Water and waste water clarifiers attempt to create the settling flow paths, with each individual settling low path having a very low volumetric flow rate (e.g., in a range of from about two to six gallons per minute (GPM). The attempt is to promote maximum settlement of solids to the bottom of the clarifiers for a particular total volumetric flow rate of water or waste water into the entire settler, and thus attempt to promote high settling efficiency. The attempts include clarifiers configured with tubes or flat plates mounted in a basin. Mounting exemplary plates at fixed angles relative to the surface of the liquid forms multiple ones of the settling flow paths in the basin. A goal is for the liquid containing the solids to flow upwardly in each particular settling flow path between such plates (referred to as “settling flow”) at a very low flow rate that allows sufficient time for most of the solids to settle onto one of the plates. Ideally, the solids then slide down the plate to the bottom of the basin for collection. After the solids have settled, the liquid without the settled solids is referred to as “clarified liquid”. The clarified liquid flows upwardly past the plates and out of an open top (or “clarifier exit”) of each settling flow path. Such open top is between and at the top of the exemplary adjacent plates, or at the top of an exemplary tube.
Generally, the clarified liquid from each of the separate settling flow paths may combine in a trough above the clarifier. The combined clarified liquid flows in the trough to a trough outlet at an end of the basin for exit from the basin. However, problems have been experienced in the use of such troughs that receive the settling flows from the individual settling flow paths of the clarifiers. For example, it has been observed that in many instances clarifier efficiencies have been significantly less than planned or expected based on design criteria.
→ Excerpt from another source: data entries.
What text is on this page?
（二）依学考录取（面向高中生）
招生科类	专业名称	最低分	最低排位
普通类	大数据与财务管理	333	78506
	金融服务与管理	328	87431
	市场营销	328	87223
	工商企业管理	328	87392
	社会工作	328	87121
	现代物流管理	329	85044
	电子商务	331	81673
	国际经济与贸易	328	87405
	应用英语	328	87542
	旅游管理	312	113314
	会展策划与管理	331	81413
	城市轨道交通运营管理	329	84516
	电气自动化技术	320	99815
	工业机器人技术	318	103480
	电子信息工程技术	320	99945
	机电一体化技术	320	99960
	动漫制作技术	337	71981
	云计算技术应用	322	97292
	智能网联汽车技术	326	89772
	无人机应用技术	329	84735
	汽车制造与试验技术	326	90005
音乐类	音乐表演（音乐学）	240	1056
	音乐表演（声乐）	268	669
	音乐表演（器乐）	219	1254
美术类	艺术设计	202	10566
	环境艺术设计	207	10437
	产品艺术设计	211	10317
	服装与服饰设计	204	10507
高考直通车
In view of the forgoing, there is a need to achieve clarifier efficiencies that are as planned or expected based on design criteria, e.g., planned as high settling efficiencies. There is thus a need for avoiding reduction of clarifier efficiency and for avoiding the attendant reduced settling of solids for a given inflow of solids and liquid to the settling flow paths. There is also a related need to avoid having more of the solids flow out of the settling flow paths in low efficiency clarifiers than in high efficiency clarifiers.